Spider-Man is no stranger to the screen — three different actors have played Peter Parker in film adaptations in the 21st century alone. That said, he’s also one of the most beloved superheroes to come out of Marvel, which is — according to critics — part of what makes “Spider-Man: Homecoming” so successful.
With an early Rotten Tomatoes score of 92%, critics in general are pleased with “Homecoming’s” ability to marry superhero spectacle with John Hughes-esque feelings. Unlike many other popular super heroes, this time around Spider-Man is not a “man” at all — he’s a teenager.
Variety‘s Owen Gleiberman wrote that “Homecoming” succeeds because it keeps this point in mind: “The film’s novelty is that Spider-Man, though he’s been enshrined by Tony Stark (Robert Downey Jr.) as an Avengers apprentice, barely has a handle on how to harness his powers, or what to do with them.”
Indiewire’s David Ehrlich goes even further by painting “Homecoming” as Marvel’s future. By shifting the emphasis from cookie-cutter superhero plot to adolescent discovery, “‘Homecoming’ works by allowing itself to become an actual genre film … It’s the first of its kind to appreciate that today’s assembly-line blockbusters are neutered by their need to fit a unique brands into a one-size-fits-all action template.”
Critics seem divided on the often-controversial third act finale — some are calling the CGI boring, while others cast it in the same overwrought terms that other Marvel films have earned. Still others praise the last-minute twist for providing edge-of-your-seat thrills. They lauded the casting choice of Tom Holland, who is younger than his predecessors.
“Spider-Man: Homecoming” hits theaters July 7. See more critical responses below:
“Yet coming after the two Andrew Garfield ‘Spider-Man’ films, which were the definition of super-forgettable competence, the movie is just distinctive enough, in concept and execution, to connect and become a sizable hit. If so, it could prove a key transitional film in the greater cinematic universe of comic-book movies.”
“The movie works when the Avengers noise is a means, not an end, but Watts (and / or his corporate overlords) aren’t entirely comfortable with that, and so — like the overeager teenager at its heart — trips over itself as it tries to be all things to all people. Tony Stark is a surprisingly tolerable supporting character, but the MCU-ness of it all still can’t help but distract this movie from the story it so desperately wants to tell.”

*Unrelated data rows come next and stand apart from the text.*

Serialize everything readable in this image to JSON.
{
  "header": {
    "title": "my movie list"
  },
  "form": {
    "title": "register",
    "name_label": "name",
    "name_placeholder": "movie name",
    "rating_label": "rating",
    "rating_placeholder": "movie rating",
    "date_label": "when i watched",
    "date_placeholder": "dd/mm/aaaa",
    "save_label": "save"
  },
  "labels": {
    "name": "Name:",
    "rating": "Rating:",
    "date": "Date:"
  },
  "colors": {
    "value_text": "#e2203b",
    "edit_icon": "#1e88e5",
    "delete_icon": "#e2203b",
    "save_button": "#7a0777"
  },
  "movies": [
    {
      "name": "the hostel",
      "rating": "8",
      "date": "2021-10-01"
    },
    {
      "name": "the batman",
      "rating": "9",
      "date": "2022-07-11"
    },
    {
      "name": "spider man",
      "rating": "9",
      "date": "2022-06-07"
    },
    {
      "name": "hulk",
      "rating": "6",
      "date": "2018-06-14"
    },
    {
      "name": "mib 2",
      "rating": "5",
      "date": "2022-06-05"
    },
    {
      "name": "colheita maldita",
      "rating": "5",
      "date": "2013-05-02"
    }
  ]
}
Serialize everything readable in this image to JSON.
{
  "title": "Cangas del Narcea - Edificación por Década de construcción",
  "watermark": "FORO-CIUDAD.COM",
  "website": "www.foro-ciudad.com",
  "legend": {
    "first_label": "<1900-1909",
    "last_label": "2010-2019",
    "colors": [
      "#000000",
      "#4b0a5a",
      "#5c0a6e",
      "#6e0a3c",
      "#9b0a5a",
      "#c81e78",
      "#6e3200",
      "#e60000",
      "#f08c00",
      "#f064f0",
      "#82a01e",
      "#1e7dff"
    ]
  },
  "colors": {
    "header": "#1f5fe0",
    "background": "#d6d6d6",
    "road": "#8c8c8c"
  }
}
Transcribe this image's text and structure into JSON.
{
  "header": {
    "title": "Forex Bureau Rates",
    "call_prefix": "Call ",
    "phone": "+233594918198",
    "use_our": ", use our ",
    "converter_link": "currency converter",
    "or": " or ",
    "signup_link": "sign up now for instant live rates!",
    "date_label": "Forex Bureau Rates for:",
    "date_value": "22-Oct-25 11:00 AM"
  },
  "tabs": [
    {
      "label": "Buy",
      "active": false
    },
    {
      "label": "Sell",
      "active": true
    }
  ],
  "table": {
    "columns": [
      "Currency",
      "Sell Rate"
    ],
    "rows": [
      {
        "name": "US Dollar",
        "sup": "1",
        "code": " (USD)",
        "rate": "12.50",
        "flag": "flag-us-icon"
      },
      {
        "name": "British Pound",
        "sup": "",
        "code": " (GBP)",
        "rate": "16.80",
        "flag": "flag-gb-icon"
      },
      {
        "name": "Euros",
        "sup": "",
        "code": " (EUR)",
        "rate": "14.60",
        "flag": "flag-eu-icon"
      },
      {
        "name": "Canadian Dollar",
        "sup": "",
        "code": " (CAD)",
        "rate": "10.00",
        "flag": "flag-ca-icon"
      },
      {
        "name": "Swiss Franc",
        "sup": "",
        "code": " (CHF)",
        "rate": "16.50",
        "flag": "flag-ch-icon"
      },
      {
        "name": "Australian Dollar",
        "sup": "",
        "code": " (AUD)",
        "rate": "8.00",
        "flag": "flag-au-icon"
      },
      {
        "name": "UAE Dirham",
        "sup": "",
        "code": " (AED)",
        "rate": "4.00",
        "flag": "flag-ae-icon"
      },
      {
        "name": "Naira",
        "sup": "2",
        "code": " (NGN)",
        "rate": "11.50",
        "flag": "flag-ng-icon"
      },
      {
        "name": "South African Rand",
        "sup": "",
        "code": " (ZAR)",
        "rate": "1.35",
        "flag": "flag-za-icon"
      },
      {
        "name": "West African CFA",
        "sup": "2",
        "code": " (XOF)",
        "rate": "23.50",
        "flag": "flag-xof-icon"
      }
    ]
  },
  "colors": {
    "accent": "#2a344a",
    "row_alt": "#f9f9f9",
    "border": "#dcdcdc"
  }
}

“In a city where the average citizen seems to accept Avengers as a fact of daily life as common as a rat on the subway or a Starbucks on the corner, ‘Homecoming’s’ Parker is still consistently, winningly wowed by his own capabilities…But he can seem ordinary to the point of confounding the storyline, too — less a supercharged arachnid than an adorable puppy with special powers, or the YA dreamboat on an exceptionally well-cast Nickelodeon wizard show.”
“It’s no accident that ‘Homecoming’ is the most fun when it’s flying by the seat of its pants. There’s a spontaneous charge to the film, a euphoric innocence, that makes it a much-needed antidote to stale franchise formula.”
“Holland not only looks the part of a 15-year-old but portrays the needed vulnerability, immaturity and jocularity of his comic-book counterpart that was sorely missed in previous movie incarnations. His Peter Parker nerds out for Mike Piazza and Star Wars Legos, accepts a free churro after saving an old lady, and gets best friend Ned (Jacob Batalon) to jailbreak the programming on his supersuit. Previous Spidey movies had him majestically swing through Manhattan — this one has him crashing through a suburban neighborhood and scaring backyard campers.”
“The refreshing joy of ‘Spider-Man: Homecoming’ is that it’s a relatively self-contained piece of entertainment. Sure, it exists very much within the Avengers canon, but a finely crafted script builds the bridges with care, and storytelling rather than cold commercialism is apparently the film’s key concern.”